Türkiye son 70 yılın dengesiz ve eşitliksiz ilişkilerine karşı çıkıyor.
Dünyada ‘sistem’ diye dayatılan kaos ve kargaşa, küçük bir yüzde dışında kimseyi memnun etmiyor. Mevcut yapı dengesizlik, ekonomik kriz, savaş, göç, siyasi çözümsüzlük ve istikrarsızlık üretmeye başladı.

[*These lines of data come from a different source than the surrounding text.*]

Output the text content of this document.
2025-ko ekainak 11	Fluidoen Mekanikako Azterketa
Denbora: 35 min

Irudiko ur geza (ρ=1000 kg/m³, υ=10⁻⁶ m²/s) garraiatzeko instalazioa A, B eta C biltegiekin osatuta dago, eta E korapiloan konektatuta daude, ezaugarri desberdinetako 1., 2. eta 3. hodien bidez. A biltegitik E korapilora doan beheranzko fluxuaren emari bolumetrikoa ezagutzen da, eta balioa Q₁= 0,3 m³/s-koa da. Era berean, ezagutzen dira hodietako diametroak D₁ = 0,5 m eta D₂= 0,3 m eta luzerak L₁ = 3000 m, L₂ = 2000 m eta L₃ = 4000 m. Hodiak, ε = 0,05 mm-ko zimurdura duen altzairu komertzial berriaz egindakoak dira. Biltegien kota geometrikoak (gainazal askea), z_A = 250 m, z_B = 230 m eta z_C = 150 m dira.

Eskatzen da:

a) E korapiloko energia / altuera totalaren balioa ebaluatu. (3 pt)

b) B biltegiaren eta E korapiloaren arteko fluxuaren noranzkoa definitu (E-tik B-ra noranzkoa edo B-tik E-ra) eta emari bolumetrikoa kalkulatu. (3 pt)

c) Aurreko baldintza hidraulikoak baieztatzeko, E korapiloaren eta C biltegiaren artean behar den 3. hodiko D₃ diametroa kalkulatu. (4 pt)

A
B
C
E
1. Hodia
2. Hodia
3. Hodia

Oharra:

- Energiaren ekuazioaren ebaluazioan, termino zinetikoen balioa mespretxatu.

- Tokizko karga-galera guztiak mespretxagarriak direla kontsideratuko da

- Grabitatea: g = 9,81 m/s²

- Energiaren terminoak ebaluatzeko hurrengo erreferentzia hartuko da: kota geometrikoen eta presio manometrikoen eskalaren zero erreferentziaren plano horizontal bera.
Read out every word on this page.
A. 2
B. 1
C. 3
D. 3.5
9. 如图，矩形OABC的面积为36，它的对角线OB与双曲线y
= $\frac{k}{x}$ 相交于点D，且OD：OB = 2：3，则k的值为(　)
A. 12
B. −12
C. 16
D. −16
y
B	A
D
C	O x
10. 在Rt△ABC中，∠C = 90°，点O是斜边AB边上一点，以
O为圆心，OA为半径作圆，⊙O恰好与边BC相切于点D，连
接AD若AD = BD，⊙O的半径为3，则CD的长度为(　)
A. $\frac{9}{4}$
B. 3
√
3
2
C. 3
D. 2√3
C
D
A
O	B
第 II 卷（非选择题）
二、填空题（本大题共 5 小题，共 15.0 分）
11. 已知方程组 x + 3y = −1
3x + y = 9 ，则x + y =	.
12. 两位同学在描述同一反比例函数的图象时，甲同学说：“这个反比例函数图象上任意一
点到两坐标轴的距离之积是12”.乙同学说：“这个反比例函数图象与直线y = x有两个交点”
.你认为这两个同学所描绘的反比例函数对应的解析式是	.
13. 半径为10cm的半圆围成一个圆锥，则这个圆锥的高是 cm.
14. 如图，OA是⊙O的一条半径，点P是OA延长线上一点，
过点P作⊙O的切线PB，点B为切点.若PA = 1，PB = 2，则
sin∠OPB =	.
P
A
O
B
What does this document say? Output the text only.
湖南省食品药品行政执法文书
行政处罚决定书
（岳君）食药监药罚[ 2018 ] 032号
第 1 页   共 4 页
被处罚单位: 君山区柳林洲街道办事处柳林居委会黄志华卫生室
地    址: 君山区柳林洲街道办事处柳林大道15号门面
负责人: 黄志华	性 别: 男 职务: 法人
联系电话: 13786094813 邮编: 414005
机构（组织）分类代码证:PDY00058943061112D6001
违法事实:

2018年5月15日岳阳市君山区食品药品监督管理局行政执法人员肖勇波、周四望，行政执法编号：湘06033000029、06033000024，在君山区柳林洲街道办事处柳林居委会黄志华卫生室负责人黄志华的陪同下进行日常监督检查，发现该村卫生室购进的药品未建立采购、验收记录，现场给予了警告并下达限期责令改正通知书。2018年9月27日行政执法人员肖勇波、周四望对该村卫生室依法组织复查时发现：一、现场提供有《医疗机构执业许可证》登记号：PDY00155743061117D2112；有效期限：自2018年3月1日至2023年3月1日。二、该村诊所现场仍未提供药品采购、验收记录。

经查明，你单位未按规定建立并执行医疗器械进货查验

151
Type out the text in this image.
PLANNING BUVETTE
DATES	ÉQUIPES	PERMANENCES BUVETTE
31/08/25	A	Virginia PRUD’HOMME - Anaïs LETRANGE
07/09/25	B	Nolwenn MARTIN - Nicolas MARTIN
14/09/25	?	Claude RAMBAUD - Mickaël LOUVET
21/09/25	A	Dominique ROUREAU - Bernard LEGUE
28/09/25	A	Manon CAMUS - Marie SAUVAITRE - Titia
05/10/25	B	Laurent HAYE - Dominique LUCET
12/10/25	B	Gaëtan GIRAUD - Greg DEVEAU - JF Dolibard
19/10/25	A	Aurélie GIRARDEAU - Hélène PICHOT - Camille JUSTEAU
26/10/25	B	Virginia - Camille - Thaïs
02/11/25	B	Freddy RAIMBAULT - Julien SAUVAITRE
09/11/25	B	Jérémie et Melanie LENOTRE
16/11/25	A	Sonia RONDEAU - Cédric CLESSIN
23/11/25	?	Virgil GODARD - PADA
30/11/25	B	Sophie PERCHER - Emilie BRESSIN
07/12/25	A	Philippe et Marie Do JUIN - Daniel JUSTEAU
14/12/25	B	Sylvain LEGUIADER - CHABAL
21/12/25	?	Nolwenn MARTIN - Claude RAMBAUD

Hakka, hukuka ve adalete uygun eşitlikçi bir sistem için Türkiye yıllar önce sesini yükselttiğinde, günümüz gelişmelerinin çoğu görünürde yoktu. Halen Türkiye, tarihin haklı ve doğru tarafında durup, dünyaya adalet ve eşitlik çağrısı yapmayı sürdürüyor.
Artık Türkiye, ABD’yi, NATO’yu ve AB’yi samimiyet ve dürüstlük sınavlarına davet etmektedir. Gelinen noktada, ilişkilerdeki boşluklar, dengesizlikler, çifte standartlar, önyargılar ve yapay söylemler fark edilmiştir. Gelinen nokta, ezbere tekrarlanan süslü sözlerle gerçek niyetlerin ve uygulamaların çeliştiği noktadır.
An itibarıyla, ittifak denen yapıların önemli çıkar ayrışmaları taşıdığını fark ettik. İttifak içinde çıkar çatışmasının olmaması gerekirken, muhataplarımız sayesinde bu da oldu. Şimdi çıkarlar çatıştığında ortaya çıkan gerçeklerin muhasebesini yapmaktayız.
Zaman, ittifakların eşit haklara sahip üyelerden mi, yoksa muhtelif sınıflara ayrılmış, eşitliksiz gruplardan mı oluştuğunun anlaşılması için ideal bir zamandır. Zaman, ezbere dost-düşman ya da iyi-kötü tanımı dışında ‘ulusal çıkar’ tanımının öne çıktığı zamandır. En temel formülle: Ülkelerin dostu-düşmanı yoktur, çıkarları vardır.
Yaşanan çalkantı, Türkiye’nin ikinci sınıf muameleyi reddetmesinden, eşit ve saygın muamele görmek istemesinden kaynaklanıyor. Türkiye’nin bu mücadelesi, dünya sisteminin kenarında köşesinde kalmış ve mevcut durumdan zarar gören bütün mazlumlar için de çaredir. Üstelik dünyada bu mazlumlar çoğunluktadır.
Parasal sistem daha da bozuk
Yalnızca uluslararası siyasi sistem değil, uluslararası para sistemi de bozuk. Kur dalgalanmaları, ekonomik saldırılar, piyasa atakları, uluslararası para sisteminin bozuk yapısını daha da belirginleştirdi. Hayaller ve algılar üzerine kurulu ekonomik yapı, 2008 kriziyle çöktü. Yerine aklı başında bir yapı gelmesi gerekirken, eskiden farklı olmayan, sadece Trump etkisiyle daha da bozulan bir gariplik başladı. Trump, siyasi amaçlı ancak ekonomik mantığı olmayan bir ticaret savaşı başlattı. Yaptıkları ABD’ye de çare değil.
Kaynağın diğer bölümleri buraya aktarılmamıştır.